For information on how to create an experiment using the remote client, refer to the Creating an experiment section in the Remote Client documentation.

TAO Launcher

tao model mal evaluate [-h] -e <experiment_spec_file>
            evaluate.checkpoint=<model to be evaluated>
            [evaluate.<evaluate_option>=<evaluate_option_value>]
            [evaluate.gpu_ids=<gpu indices>]
            [evaluate.num_gpus=<number of gpus>]

Required Arguments

The following arguments are required.

-e, --experiment_spec: The experiment spec file to set up the evaluation experiment.
evaluate.checkpoint: The .pth model to be evaluated.

Optional Arguments

The following arguments are optional to run the command.

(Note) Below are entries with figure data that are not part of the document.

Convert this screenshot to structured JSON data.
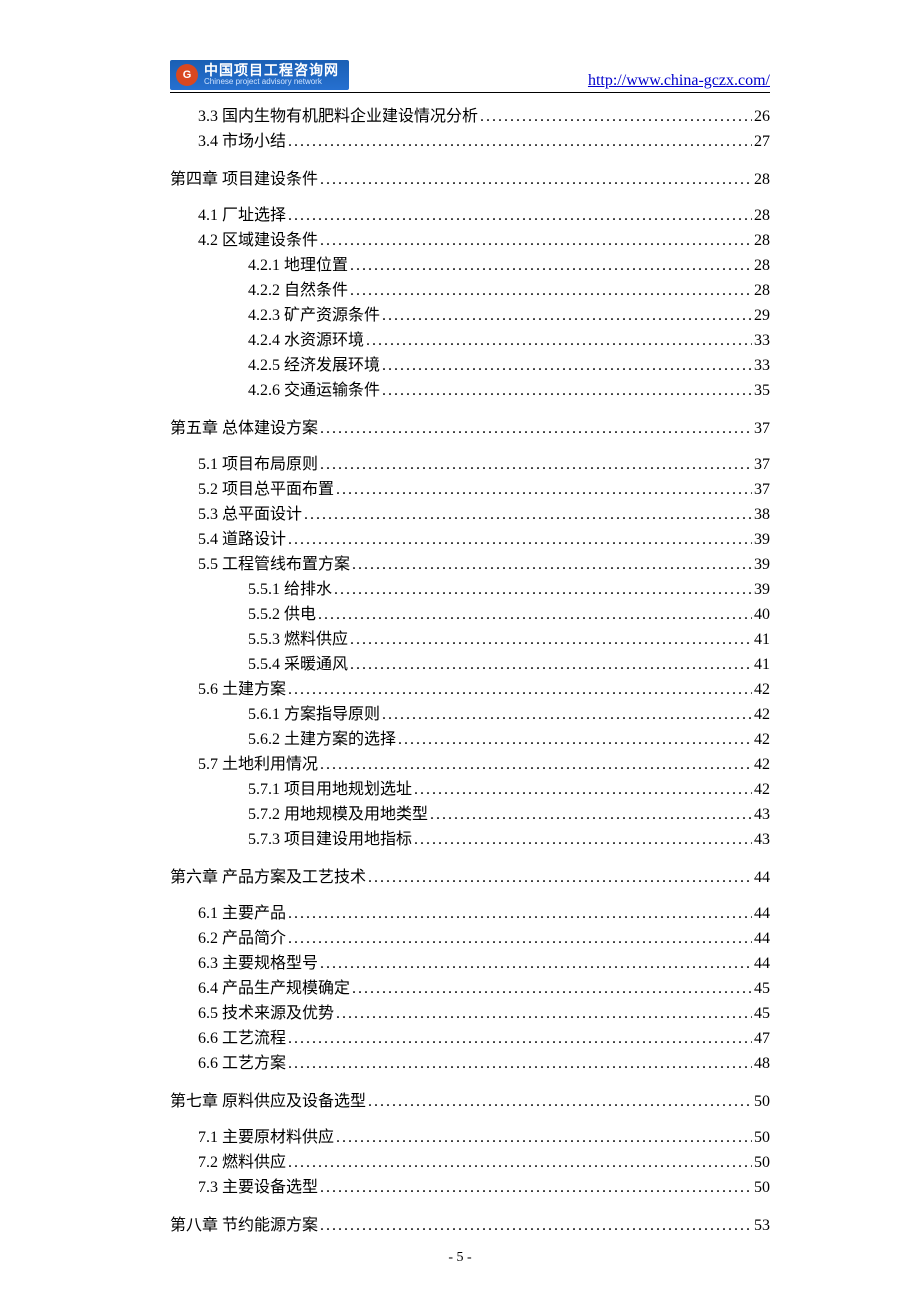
{
  "header": {
    "logo_cn": "中国项目工程咨询网",
    "logo_en": "Chinese project advisory network",
    "logo_icon_text": "G",
    "url": "http://www.china-gczx.com/"
  },
  "toc": [
    {
      "level": 1,
      "label": "3.3 国内生物有机肥料企业建设情况分析",
      "page": "26"
    },
    {
      "level": 1,
      "label": "3.4 市场小结",
      "page": "27"
    },
    {
      "level": 0,
      "label": "第四章  项目建设条件",
      "page": "28",
      "chapter": true
    },
    {
      "level": 1,
      "label": "4.1 厂址选择",
      "page": "28"
    },
    {
      "level": 1,
      "label": "4.2 区域建设条件",
      "page": "28"
    },
    {
      "level": 2,
      "label": "4.2.1 地理位置",
      "page": "28"
    },
    {
      "level": 2,
      "label": "4.2.2 自然条件",
      "page": "28"
    },
    {
      "level": 2,
      "label": "4.2.3 矿产资源条件",
      "page": "29"
    },
    {
      "level": 2,
      "label": "4.2.4 水资源环境",
      "page": "33"
    },
    {
      "level": 2,
      "label": "4.2.5 经济发展环境",
      "page": "33"
    },
    {
      "level": 2,
      "label": "4.2.6 交通运输条件",
      "page": "35"
    },
    {
      "level": 0,
      "label": "第五章  总体建设方案",
      "page": "37",
      "chapter": true
    },
    {
      "level": 1,
      "label": "5.1 项目布局原则",
      "page": "37"
    },
    {
      "level": 1,
      "label": "5.2 项目总平面布置",
      "page": "37"
    },
    {
      "level": 1,
      "label": "5.3 总平面设计",
      "page": "38"
    },
    {
      "level": 1,
      "label": "5.4 道路设计",
      "page": "39"
    },
    {
      "level": 1,
      "label": "5.5 工程管线布置方案",
      "page": "39"
    },
    {
      "level": 2,
      "label": "5.5.1 给排水",
      "page": "39"
    },
    {
      "level": 2,
      "label": "5.5.2 供电",
      "page": "40"
    },
    {
      "level": 2,
      "label": "5.5.3 燃料供应",
      "page": "41"
    },
    {
      "level": 2,
      "label": "5.5.4 采暖通风",
      "page": "41"
    },
    {
      "level": 1,
      "label": "5.6 土建方案",
      "page": "42"
    },
    {
      "level": 2,
      "label": "5.6.1 方案指导原则",
      "page": "42"
    },
    {
      "level": 2,
      "label": "5.6.2 土建方案的选择",
      "page": "42"
    },
    {
      "level": 1,
      "label": "5.7 土地利用情况",
      "page": "42"
    },
    {
      "level": 2,
      "label": "5.7.1 项目用地规划选址",
      "page": "42"
    },
    {
      "level": 2,
      "label": "5.7.2 用地规模及用地类型",
      "page": "43"
    },
    {
      "level": 2,
      "label": "5.7.3 项目建设用地指标",
      "page": "43"
    },
    {
      "level": 0,
      "label": "第六章   产品方案及工艺技术",
      "page": "44",
      "chapter": true
    },
    {
      "level": 1,
      "label": "6.1 主要产品",
      "page": "44"
    },
    {
      "level": 1,
      "label": "6.2 产品简介",
      "page": "44"
    },
    {
      "level": 1,
      "label": "6.3 主要规格型号",
      "page": "44"
    },
    {
      "level": 1,
      "label": "6.4 产品生产规模确定",
      "page": "45"
    },
    {
      "level": 1,
      "label": "6.5 技术来源及优势",
      "page": "45"
    },
    {
      "level": 1,
      "label": "6.6 工艺流程",
      "page": "47"
    },
    {
      "level": 1,
      "label": "6.6 工艺方案",
      "page": "48"
    },
    {
      "level": 0,
      "label": "第七章  原料供应及设备选型",
      "page": "50",
      "chapter": true
    },
    {
      "level": 1,
      "label": "7.1 主要原材料供应",
      "page": "50"
    },
    {
      "level": 1,
      "label": "7.2 燃料供应",
      "page": "50"
    },
    {
      "level": 1,
      "label": "7.3 主要设备选型",
      "page": "50"
    },
    {
      "level": 0,
      "label": "第八章  节约能源方案",
      "page": "53",
      "chapter": true
    }
  ],
  "page_number": "- 5 -"
}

evaluate.<evaluate_option>: The evaluate options.

Running Inference#

The inference tool for MAL networks can be used to generate pseudo masks. Here’s an example of using this tool:

TAO Client (v2 API)

INFERENCE_JOB_ID=$(tao mal create-job \
  --kind experiment \
  --name "mal_inference" \
  --action inference \
  --workspace-id $WORKSPACE_ID \
  --parent-job-id $TRAIN_JOB_ID \
  --inference-dataset "$DATASET_ID" \
  --specs "$INFERENCE_SPECS" \
  --base-experiment-ids '["'$BASE_EXPERIMENT_ID'"]' \
  --encryption-key "nvidia_tlt" | jq -r '.id')

See also

For information on how to create an experiment using the remote client, refer to the Creating an experiment section in the Remote Client documentation.

TAO Launcher

tao model mal inference [-h] -e <experiment spec file>
            inference.checkpoint=<model to be inferenced>
            [inference.<inference_option>=<inference_option_value>]
            [inference.gpu_ids=<gpu indices>]
            [inference.num_gpus=<number of gpus>]

Required Arguments

The following arguments are required to run the command.

-e, --experiment_spec: The experiment spec file to set up the inference experiment.
inference.checkpoint: The .pth model to inference.

Optional Arguments

The following arguments are optional to run the command.

inference.<inference_option>: The inference options.